Malsand formait des militants anarchistes à avoir une dialectique et des moyens de raisonnement pour qu’ils puissent se débrouiller seuls, dans n’importe quelle occasion, sans maître.
Malsand a impulsé dans les groupes le désir de lire mais aussi et surtout d’éditer, comme il l’a fait lui-même et prévoyait de continuer à le faire, et depuis les brochures et les livres ont plus que décuplés à la librairie. Cela a pu permettre à la Fédération d’avoir les bases indispensables à l’assise d’une organisation. Par ce travail important qu’il a effectué à la librairie, nous pouvons affirmer que la parution hebdomadaire du Monde libertaire a été due pour une grande part à notre camarade Malsand. Malgré son âge et ses facultés visuelles qui ont déclinées jusqu’à la cécité, malgré le contexte de pagaille de l’après-68, s’occupant de manière permanente et bénévole de la « boutique », Malsand a redressé la barre. A côté de toutes les tâches journalières et fatigantes, du matin jusqu’au soir, tâches débordant de beaucoup les activités normales d’un libraire de par la position centrale et militante de cette librairie et le caractère moral de beaucoup d’autres tâches, Malsand a su donner une image de marque importante à la librairie, amplifier son rayonnement et ses capacités militantes.

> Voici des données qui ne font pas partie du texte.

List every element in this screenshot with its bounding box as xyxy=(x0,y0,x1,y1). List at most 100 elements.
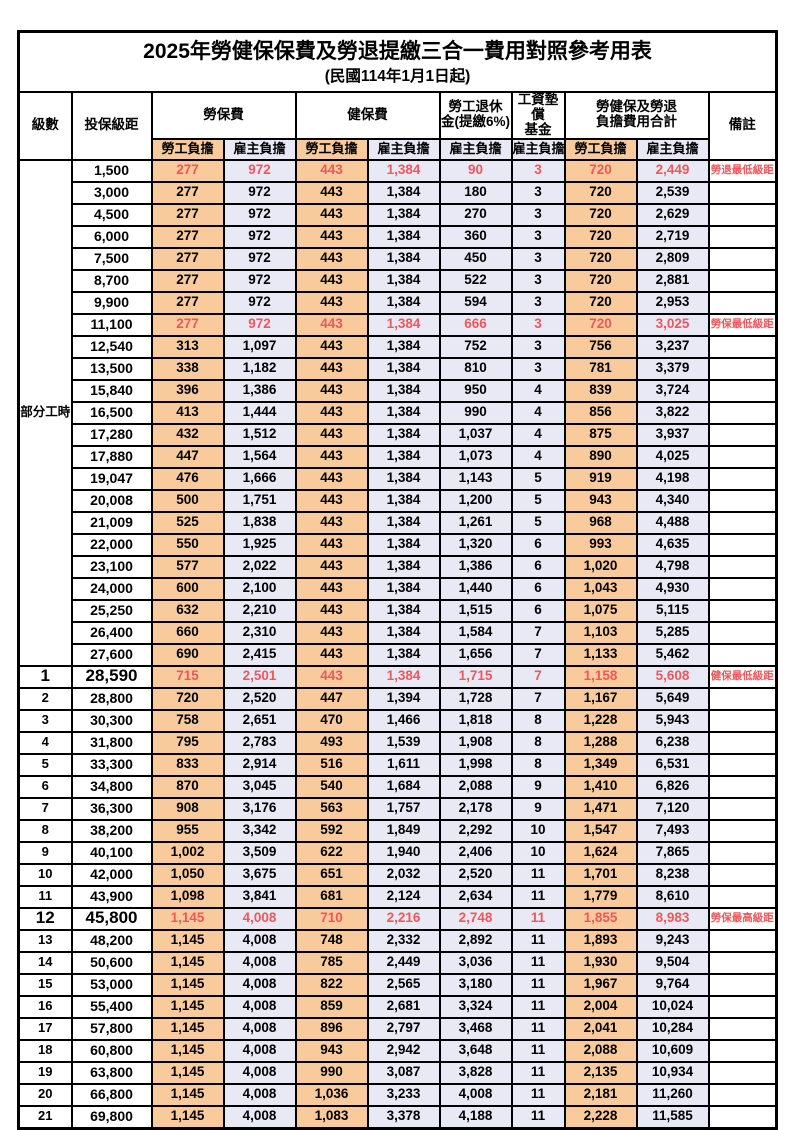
bracket-cell: 69,800 xyxy=(70,1104,153,1130)
pension-employer-cell: 1,728 xyxy=(438,686,513,711)
bracket-cell: 17,280 xyxy=(70,422,153,447)
bracket-cell: 24,000 xyxy=(70,576,153,601)
pension-employer-cell: 3,648 xyxy=(438,1038,513,1063)
health-employee-cell: 443 xyxy=(294,202,369,227)
page-title: 2025年勞健保保費及勞退提繳三合一費用對照參考用表 xyxy=(143,40,652,64)
bracket-cell: 8,700 xyxy=(70,268,153,293)
total-employee-cell: 2,228 xyxy=(563,1104,638,1130)
labor-employee-cell: 1,145 xyxy=(150,1082,225,1107)
labor-employee-cell: 500 xyxy=(150,488,225,513)
health-employer-cell: 1,384 xyxy=(366,642,441,667)
health-employee-cell: 443 xyxy=(294,268,369,293)
total-employee-cell: 1,167 xyxy=(563,686,638,711)
labor-employee-cell: 1,145 xyxy=(150,906,225,931)
col-header-labor-insurance: 勞保費 xyxy=(150,91,297,140)
table-row: 20,008 500 1,751 443 1,384 1,200 5 943 4,340 xyxy=(19,488,778,513)
pension-employer-cell: 90 xyxy=(438,158,513,183)
pension-employer-cell: 666 xyxy=(438,312,513,337)
pension-employer-cell: 1,515 xyxy=(438,598,513,623)
fund-employer-cell: 3 xyxy=(510,180,566,205)
fund-employer-cell: 7 xyxy=(510,642,566,667)
health-employer-cell: 1,384 xyxy=(366,664,441,689)
pension-employer-cell: 4,188 xyxy=(438,1104,513,1130)
total-employee-cell: 720 xyxy=(563,202,638,227)
labor-employer-cell: 2,783 xyxy=(222,730,297,755)
total-employer-cell: 10,284 xyxy=(635,1016,710,1041)
labor-employer-cell: 1,182 xyxy=(222,356,297,381)
remark-cell xyxy=(707,444,778,469)
bracket-cell: 48,200 xyxy=(70,928,153,953)
fund-employer-cell: 5 xyxy=(510,488,566,513)
table-row: 26,400 660 2,310 443 1,384 1,584 7 1,103 5,285 xyxy=(19,620,778,645)
bracket-cell: 28,590 xyxy=(70,664,153,689)
pension-employer-cell: 1,656 xyxy=(438,642,513,667)
fund-employer-cell: 10 xyxy=(510,818,566,843)
total-employee-cell: 856 xyxy=(563,400,638,425)
pension-employer-cell: 990 xyxy=(438,400,513,425)
health-employee-cell: 859 xyxy=(294,994,369,1019)
fund-employer-cell: 11 xyxy=(510,994,566,1019)
pension-employer-cell: 2,292 xyxy=(438,818,513,843)
total-employer-cell: 3,822 xyxy=(635,400,710,425)
fund-employer-cell: 3 xyxy=(510,334,566,359)
fund-employer-cell: 11 xyxy=(510,1016,566,1041)
labor-employee-cell: 338 xyxy=(150,356,225,381)
table-row: 11,100 277 972 443 1,384 666 3 720 3,025 勞保最低級距 xyxy=(19,312,778,337)
labor-employer-cell: 4,008 xyxy=(222,950,297,975)
fund-employer-cell: 3 xyxy=(510,268,566,293)
health-employee-cell: 748 xyxy=(294,928,369,953)
labor-employee-cell: 1,145 xyxy=(150,1038,225,1063)
labor-employee-cell: 277 xyxy=(150,202,225,227)
health-employer-cell: 1,684 xyxy=(366,774,441,799)
health-employer-cell: 1,384 xyxy=(366,598,441,623)
labor-employee-cell: 1,145 xyxy=(150,1016,225,1041)
fund-employer-cell: 10 xyxy=(510,840,566,865)
labor-employee-cell: 908 xyxy=(150,796,225,821)
total-employee-cell: 1,075 xyxy=(563,598,638,623)
labor-employee-cell: 1,145 xyxy=(150,1104,225,1130)
labor-employee-cell: 660 xyxy=(150,620,225,645)
table-row: 19,047 476 1,666 443 1,384 1,143 5 919 4,198 xyxy=(19,466,778,491)
remark-cell xyxy=(707,224,778,249)
labor-employer-cell: 4,008 xyxy=(222,906,297,931)
fund-employer-cell: 9 xyxy=(510,774,566,799)
labor-employee-cell: 313 xyxy=(150,334,225,359)
total-employer-cell: 9,764 xyxy=(635,972,710,997)
total-employer-cell: 8,238 xyxy=(635,862,710,887)
page-subtitle: (民國114年1月1日起) xyxy=(324,67,471,85)
health-employee-cell: 622 xyxy=(294,840,369,865)
bracket-cell: 60,800 xyxy=(70,1038,153,1063)
labor-employee-cell: 715 xyxy=(150,664,225,689)
total-employer-cell: 8,983 xyxy=(635,906,710,931)
labor-employer-cell: 3,045 xyxy=(222,774,297,799)
bracket-cell: 9,900 xyxy=(70,290,153,315)
bracket-cell: 31,800 xyxy=(70,730,153,755)
total-employer-cell: 3,025 xyxy=(635,312,710,337)
total-employee-cell: 993 xyxy=(563,532,638,557)
total-employer-cell: 2,719 xyxy=(635,224,710,249)
level-cell: 1 xyxy=(17,664,73,689)
subheader-health-employer: 雇主負擔 xyxy=(366,137,441,161)
total-employee-cell: 720 xyxy=(563,158,638,183)
health-employee-cell: 443 xyxy=(294,246,369,271)
pension-employer-cell: 450 xyxy=(438,246,513,271)
total-employer-cell: 6,826 xyxy=(635,774,710,799)
labor-employee-cell: 870 xyxy=(150,774,225,799)
pension-employer-cell: 594 xyxy=(438,290,513,315)
premium-reference-table: 2025年勞健保保費及勞退提繳三合一費用對照參考用表 (民國114年1月1日起)… xyxy=(17,30,779,1130)
pension-employer-cell: 4,008 xyxy=(438,1082,513,1107)
total-employer-cell: 4,025 xyxy=(635,444,710,469)
pension-employer-cell: 3,324 xyxy=(438,994,513,1019)
header-sub-row: 勞工負擔 雇主負擔 勞工負擔 雇主負擔 雇主負擔 雇主負擔 勞工負擔 雇主負擔 xyxy=(19,137,777,161)
labor-employee-cell: 432 xyxy=(150,422,225,447)
total-employee-cell: 1,228 xyxy=(563,708,638,733)
remark-cell xyxy=(707,400,778,425)
labor-employer-cell: 3,841 xyxy=(222,884,297,909)
fund-employer-cell: 3 xyxy=(510,246,566,271)
bracket-cell: 50,600 xyxy=(70,950,153,975)
table-row: 15 53,000 1,145 4,008 822 2,565 3,180 11 1,967 9,… xyxy=(17,972,778,997)
health-employer-cell: 2,216 xyxy=(366,906,441,931)
total-employee-cell: 720 xyxy=(563,268,638,293)
pension-employer-cell: 1,386 xyxy=(438,554,513,579)
labor-employer-cell: 1,512 xyxy=(222,422,297,447)
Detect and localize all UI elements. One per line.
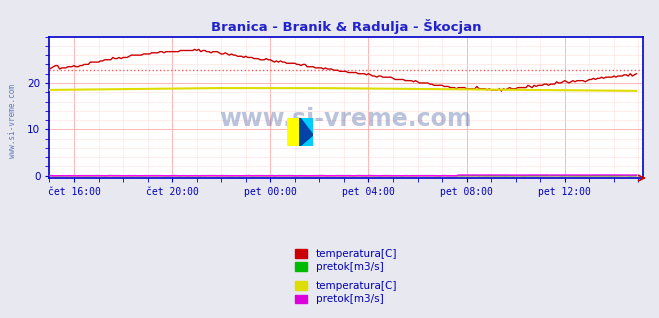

Malsand, c’est aussi une aide importante qu’il a constamment donnée aux secrétariats, et en premier au secrétariat aux relations internationales. De par son passé, de par ses contacts, et surtout de par le fait qu’il se tenait toujours au courant de l’actualité, il a pu aider le Fédération anarchiste à nouer des relations avec les pays d’Amérique latine, avec le mouvement espagnol anarchiste, en exil et de l’intérieur, et il aura été un des promoteurs à notre rattachement à l’Internationale des Fédérations anarchistes.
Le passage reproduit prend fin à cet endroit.